Very good point, I had never thought of that before.

There are varying degrees of FGC, with the most extreme being removal of the privy parts, labia minora, and most of the labia majora. The labia are sewn shut with a small opening left for urine and menstrual blood.

The 'mildest' form (if it can indeed be called mild - I don't think so) involves either making a pinprick mark on or removing the sheath (prepuce) covering the privy parts. This sheath is analogous to the male foreskin, as the privy parts is analogous in embryonic development to the glans member.

So why don't we consider removing the clitoral prepuce in girls?
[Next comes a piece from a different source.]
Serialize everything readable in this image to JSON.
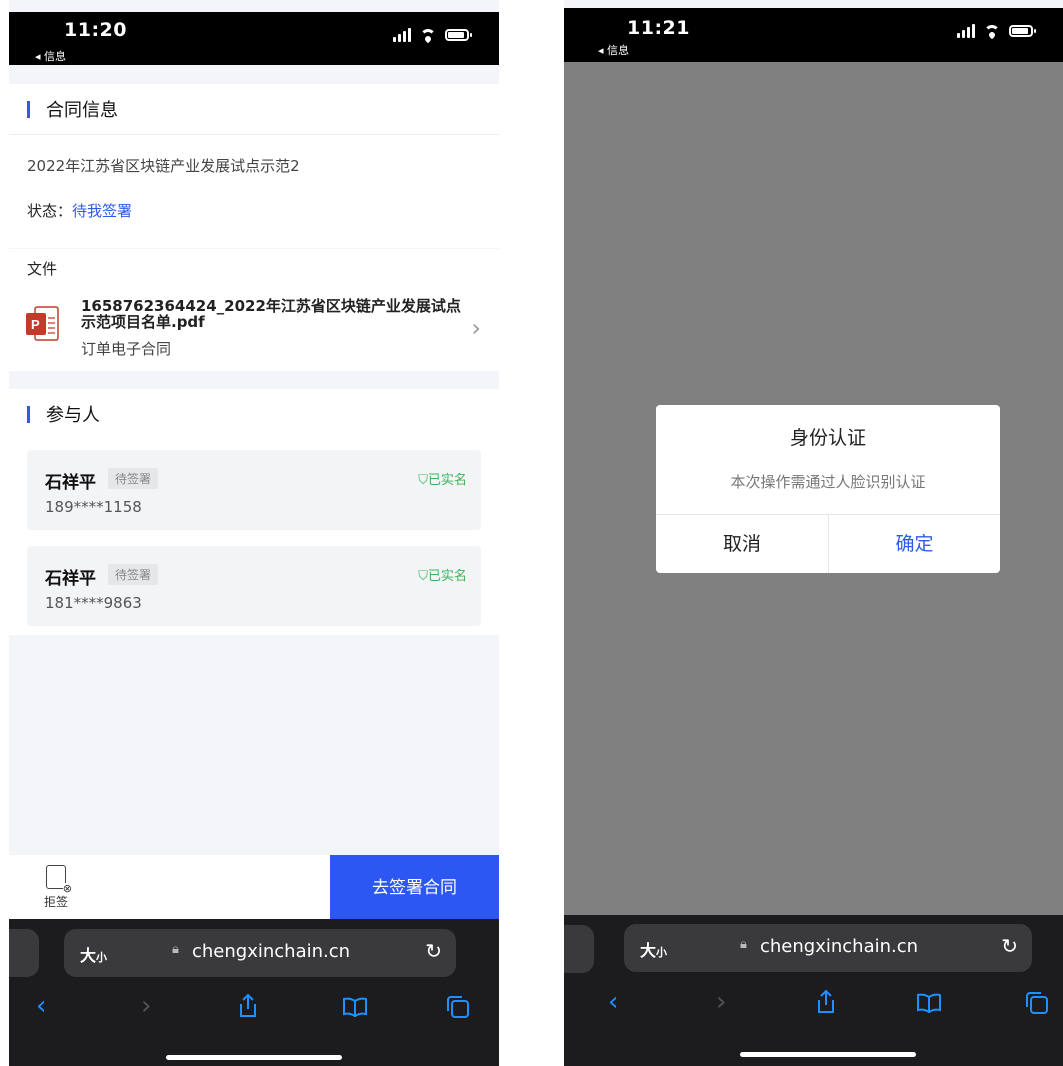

Castration is removal of the gonads - ovaries or testes.

I think all of it - male, female and any degree, is mutilation.

I formed my opinions of female genital mutilation after reading this book- written by a Somali woman who survived this horrible tradition. Not all girls live through it.

http://www.amazon.com/Desert-Flower-Extraordinary-Journey-Nomad/dp/0688172377/ref=pd_bbs_sr_1/103-9847523-5629406?ie=UTF8&s=books&qid=1194571980&sr=8-1

Specializes in Community, OB, Nursery.

Oh, I think it is horrible too. No argument there. Actually, horrible isn't a strong enough word. I will definitely look into that book. I just finished reading a book too, called Warrior Marks by Alice Walker, the author of The Color Purple and it was really hard to read. She traveled to Africa, stayed for a while, and talked with women who'd been cut, women who did the cutting, and various other elders of the communities she visited. Very eye-opening.

There is a very good article in one of the August-September issue of AWHONN's Nursing for Women's Health. I will try to find it and post a link.